The Raw Food Revolution – Learning About Fresh Eating Around the World
Raw food is an up-and-coming food movement that’s getting increasing recognition amongst those seeking new ways to a healthy lifestyle. Some believe that raw food offers many health benefits by delivering nutrients and enzymes to the body that would otherwise be destroyed by cooking.
Raw food restaurants and resources are springing up all over and increasing numbers of raw food retreats are developing, offering holiday-makers the chance to enjoy a relaxing break and leave healthier than before they arrived.
What is raw food?
This may seem like a silly question, but it’s worth clearing up. The diet isn’t about eating anything you would normally eat, only uncooked. Most people who follow a raw food diet are vegan, omitting all meat and animal products from their meals. Some raw food fans include sashimi (thinly sliced raw fish), Carpaccio (thinly sliced raw meat, usually beef) and unpasteurised milk and cheeses. The degree to which people include raw food in their diets varies, with some eating nothing but raw food while most include some cooked food for variety and convenience.
A healthy way to get away
Many people take a holiday as an excuse to abandon all pretence of healthy eating and tuck into treats. Aficionados of the diet say that a raw food retreat offers a chance to return from your holiday feeling healthy and full of energy. There are now retreats all over the world, a few of which area shown below. If you want to visit a city/destination and need great quality accommodation, visit a owner home sharing website.
Raw food on your doorstep
In Middle Piccadilly, a tiny hamlet in Dorset lays the Raw Food Retreat. With single and double rooms for lone travellers and couples, the retreat offers five-day programmes of raw food dining, tasting and instruction in raw food preparation techniques and a chance to relax in the tranquil surroundings of the renovated 16th century cottage.
The retreat has a Japanese spa with a hot tub, sauna and meditation and yoga space to make for a perfect holistic getaway. With prices starting from £500 for a five-day break, the Raw Food Retreat is affordable as well as restorative.
Tropical forest hideaway
Casa Verde is a self-styled “eco-retreat” that combines raw food with yoga, hiking and swimming. Set in the lush forests of Honduras, in Central America, you can combine learning about incorporating raw food into your diet while exercising your body and relaxing your mind.
The plushly furnished riverside cabins offer a perfect haven after a morning hike, kayak expedition or bouldering trip to rest and nap before a delicious raw-food meal accompanied by the sounds of the forest.
Wendy Green Yoga offer seven-day retreats at Casa Verde from $1125 based on two people sharing, inclusive of daily personalised yoga practice, all raw meals and one Thai massage during your stay.
Spanish sojourn
In August, September and October 2018, Sunfood Yoga are offering week-long intensive yoga retreats supplemented with three raw food meals a day at their beautiful venues in the Alpujarra mountains in southern Spain, south of Grenada.

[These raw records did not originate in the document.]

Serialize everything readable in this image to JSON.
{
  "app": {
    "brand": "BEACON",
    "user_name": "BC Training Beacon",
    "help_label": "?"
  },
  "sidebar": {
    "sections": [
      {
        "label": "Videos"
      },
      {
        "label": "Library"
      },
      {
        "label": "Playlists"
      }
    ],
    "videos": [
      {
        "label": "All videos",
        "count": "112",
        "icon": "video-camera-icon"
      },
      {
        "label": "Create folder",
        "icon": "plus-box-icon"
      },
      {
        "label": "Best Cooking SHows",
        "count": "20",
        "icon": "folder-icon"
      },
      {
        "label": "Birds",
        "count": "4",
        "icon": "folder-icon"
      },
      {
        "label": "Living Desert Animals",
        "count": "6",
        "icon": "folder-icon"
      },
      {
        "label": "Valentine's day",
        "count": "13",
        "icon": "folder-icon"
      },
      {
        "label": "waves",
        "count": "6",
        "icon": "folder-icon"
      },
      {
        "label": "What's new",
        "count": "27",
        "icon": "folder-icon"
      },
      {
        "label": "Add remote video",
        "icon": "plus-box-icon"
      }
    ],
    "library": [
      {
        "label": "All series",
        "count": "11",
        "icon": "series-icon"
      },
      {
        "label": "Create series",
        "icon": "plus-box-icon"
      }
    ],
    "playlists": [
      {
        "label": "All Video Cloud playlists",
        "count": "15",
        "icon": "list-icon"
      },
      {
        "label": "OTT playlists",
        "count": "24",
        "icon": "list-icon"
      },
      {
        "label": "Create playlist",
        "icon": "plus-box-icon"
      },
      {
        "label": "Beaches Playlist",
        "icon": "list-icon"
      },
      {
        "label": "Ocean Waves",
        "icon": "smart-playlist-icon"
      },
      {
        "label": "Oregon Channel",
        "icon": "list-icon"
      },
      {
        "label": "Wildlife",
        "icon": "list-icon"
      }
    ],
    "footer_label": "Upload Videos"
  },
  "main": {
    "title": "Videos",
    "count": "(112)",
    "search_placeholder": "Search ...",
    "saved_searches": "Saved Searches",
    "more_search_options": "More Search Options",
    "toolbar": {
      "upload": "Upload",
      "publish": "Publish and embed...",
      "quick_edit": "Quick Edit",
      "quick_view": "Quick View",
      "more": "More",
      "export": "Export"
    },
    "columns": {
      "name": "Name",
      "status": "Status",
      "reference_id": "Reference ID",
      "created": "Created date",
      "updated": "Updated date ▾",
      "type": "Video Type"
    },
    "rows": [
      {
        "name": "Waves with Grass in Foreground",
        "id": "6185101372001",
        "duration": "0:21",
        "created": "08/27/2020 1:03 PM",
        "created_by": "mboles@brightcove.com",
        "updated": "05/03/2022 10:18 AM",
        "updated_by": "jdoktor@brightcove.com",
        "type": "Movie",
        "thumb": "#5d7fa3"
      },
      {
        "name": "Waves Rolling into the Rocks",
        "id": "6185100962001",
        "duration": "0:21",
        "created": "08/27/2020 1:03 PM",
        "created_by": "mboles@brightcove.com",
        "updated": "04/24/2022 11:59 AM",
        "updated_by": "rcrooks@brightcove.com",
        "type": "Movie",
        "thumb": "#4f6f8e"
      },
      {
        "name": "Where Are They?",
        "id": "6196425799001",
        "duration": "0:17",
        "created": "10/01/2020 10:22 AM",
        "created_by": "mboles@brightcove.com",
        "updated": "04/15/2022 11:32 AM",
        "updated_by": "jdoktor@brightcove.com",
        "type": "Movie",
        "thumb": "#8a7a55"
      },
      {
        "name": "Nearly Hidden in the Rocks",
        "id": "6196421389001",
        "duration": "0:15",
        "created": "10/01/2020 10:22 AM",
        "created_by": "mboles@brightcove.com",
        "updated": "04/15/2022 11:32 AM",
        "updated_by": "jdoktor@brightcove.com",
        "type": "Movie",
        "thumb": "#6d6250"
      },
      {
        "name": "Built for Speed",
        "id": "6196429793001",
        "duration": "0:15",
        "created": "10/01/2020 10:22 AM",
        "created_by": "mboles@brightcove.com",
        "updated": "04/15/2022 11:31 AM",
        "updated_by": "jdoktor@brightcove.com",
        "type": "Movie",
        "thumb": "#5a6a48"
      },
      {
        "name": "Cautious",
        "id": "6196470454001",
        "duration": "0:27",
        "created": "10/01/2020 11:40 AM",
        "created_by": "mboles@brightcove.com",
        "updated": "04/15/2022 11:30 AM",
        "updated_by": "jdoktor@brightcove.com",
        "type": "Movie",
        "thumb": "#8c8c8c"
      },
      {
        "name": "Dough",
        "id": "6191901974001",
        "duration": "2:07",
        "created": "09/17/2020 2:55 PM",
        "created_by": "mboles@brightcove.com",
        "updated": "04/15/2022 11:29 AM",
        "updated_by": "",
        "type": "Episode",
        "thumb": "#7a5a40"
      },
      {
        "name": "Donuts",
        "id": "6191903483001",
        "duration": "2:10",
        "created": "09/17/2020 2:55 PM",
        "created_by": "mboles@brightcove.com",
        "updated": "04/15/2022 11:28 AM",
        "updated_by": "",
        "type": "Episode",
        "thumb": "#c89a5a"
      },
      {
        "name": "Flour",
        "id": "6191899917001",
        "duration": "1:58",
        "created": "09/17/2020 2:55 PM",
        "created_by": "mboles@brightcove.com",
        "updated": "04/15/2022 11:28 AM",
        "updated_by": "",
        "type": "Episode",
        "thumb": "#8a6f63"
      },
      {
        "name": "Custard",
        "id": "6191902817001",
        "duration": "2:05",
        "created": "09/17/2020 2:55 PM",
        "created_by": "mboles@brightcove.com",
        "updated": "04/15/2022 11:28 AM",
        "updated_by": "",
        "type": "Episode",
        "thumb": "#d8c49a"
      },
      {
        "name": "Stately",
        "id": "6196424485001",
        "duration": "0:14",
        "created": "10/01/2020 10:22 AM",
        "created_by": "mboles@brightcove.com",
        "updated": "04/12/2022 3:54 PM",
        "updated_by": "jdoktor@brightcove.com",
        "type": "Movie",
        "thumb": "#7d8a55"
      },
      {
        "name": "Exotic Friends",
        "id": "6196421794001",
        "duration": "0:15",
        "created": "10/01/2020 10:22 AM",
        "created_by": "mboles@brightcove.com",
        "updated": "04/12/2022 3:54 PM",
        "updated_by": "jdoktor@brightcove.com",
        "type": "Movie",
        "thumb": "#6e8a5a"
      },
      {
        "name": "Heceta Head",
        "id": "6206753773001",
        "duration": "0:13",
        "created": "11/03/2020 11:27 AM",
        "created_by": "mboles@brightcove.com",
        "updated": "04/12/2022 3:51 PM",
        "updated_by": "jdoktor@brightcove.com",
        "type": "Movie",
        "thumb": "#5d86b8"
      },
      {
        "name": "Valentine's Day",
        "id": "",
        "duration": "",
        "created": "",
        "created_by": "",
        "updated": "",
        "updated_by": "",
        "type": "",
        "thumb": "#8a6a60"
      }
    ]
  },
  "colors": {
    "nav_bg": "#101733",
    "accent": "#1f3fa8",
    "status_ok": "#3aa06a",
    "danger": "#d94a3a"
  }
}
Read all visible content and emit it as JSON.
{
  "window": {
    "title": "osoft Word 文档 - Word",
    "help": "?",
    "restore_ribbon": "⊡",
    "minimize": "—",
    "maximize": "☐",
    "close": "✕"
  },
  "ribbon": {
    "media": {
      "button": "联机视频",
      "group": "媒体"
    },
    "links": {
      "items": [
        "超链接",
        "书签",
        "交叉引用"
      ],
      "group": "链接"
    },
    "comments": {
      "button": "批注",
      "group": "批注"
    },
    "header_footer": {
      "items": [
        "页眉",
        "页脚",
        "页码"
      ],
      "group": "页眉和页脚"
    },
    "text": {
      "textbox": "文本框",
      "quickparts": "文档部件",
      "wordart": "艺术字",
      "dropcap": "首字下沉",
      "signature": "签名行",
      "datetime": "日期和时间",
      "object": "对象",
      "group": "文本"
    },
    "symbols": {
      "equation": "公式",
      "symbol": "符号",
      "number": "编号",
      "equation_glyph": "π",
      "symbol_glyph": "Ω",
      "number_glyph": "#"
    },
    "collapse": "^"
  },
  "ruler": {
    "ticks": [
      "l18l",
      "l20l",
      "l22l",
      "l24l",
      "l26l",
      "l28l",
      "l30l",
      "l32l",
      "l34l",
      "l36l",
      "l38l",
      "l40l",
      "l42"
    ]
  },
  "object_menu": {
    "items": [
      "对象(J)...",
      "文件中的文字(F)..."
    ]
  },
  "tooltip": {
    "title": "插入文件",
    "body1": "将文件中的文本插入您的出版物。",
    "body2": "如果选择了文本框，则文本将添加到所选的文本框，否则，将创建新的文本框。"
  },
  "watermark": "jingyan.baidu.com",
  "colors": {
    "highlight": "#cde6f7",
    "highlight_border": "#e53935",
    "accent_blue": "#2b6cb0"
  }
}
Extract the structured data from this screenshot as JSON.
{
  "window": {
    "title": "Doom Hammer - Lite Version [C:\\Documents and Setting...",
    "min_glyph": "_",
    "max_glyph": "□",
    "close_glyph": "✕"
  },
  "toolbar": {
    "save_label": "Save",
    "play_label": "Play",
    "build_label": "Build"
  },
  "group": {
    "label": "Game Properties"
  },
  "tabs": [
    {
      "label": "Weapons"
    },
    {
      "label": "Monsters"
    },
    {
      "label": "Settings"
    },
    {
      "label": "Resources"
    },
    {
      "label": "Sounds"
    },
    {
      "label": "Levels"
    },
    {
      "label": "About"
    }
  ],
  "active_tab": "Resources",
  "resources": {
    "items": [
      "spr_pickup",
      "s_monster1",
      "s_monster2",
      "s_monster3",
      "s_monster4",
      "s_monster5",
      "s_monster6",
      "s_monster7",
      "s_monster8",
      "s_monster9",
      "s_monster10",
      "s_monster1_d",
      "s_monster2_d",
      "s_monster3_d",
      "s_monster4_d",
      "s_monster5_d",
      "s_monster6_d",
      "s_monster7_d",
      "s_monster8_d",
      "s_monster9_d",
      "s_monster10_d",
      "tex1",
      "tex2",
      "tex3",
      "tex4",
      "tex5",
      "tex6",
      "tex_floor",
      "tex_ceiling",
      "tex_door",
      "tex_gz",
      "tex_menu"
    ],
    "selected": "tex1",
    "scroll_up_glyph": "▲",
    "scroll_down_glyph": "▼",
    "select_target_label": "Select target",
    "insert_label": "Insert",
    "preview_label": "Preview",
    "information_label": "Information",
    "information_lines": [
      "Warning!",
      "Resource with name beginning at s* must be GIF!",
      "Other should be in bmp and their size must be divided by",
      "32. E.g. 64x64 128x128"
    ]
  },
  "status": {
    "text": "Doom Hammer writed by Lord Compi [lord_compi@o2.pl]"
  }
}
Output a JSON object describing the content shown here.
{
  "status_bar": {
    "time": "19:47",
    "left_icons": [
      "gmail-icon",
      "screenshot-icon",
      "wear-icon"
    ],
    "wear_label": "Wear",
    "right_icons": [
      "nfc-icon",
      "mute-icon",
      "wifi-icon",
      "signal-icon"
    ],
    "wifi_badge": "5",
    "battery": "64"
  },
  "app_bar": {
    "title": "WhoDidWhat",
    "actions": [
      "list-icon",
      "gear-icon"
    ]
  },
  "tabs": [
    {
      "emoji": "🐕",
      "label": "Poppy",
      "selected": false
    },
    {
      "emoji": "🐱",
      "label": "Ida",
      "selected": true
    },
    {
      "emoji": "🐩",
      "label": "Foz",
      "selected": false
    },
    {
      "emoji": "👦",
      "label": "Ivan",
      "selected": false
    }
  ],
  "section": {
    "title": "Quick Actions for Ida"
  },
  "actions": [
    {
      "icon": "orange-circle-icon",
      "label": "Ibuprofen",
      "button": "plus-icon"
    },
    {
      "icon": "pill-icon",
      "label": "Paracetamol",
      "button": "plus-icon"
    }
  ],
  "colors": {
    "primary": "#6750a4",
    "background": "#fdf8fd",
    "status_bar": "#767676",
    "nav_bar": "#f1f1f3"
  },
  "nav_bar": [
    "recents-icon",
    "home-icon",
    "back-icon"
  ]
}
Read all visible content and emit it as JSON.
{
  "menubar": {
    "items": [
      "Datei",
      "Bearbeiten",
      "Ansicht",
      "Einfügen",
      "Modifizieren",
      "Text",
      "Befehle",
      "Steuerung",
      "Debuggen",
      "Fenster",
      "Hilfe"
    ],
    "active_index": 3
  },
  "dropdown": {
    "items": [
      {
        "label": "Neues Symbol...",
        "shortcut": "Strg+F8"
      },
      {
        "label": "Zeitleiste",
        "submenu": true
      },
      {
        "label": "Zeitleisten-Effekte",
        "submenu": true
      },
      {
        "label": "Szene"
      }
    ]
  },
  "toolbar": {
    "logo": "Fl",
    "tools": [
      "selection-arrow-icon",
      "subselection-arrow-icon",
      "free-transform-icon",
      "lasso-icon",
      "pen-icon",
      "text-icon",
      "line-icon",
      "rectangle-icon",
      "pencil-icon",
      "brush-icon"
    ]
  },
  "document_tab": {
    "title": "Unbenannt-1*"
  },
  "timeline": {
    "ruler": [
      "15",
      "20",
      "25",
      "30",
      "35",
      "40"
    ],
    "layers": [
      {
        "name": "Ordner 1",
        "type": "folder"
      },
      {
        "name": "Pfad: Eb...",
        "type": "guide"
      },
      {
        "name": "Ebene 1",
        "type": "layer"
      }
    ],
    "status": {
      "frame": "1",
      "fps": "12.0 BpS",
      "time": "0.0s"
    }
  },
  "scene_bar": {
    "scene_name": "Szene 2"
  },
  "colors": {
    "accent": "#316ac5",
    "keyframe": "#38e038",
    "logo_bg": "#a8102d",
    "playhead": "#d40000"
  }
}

As with many other raw food retreats, tasting is combined with hands-on experience of preparing raw food meals under the guidance of expert raw food chefs. At Sunfood retreats, each day starts with guided yoga and meditation practice, with the rest of the day free for further yoga, raw food preparation classes and meditation.
S even nights accommodation in Alpujarra is €590 in a shared room or €790 for a single and includes twice-daily yoga classes, guided meditation, three raw food meals a day and raw-food preparation workshops.
Conclusion
With a raw food retreat, you get the chance to rejuvenate yourself, find out about yourself and your body and practice new ways of living. Choose one of these tranquil getaways and enjoy complete relaxation and a brand new you.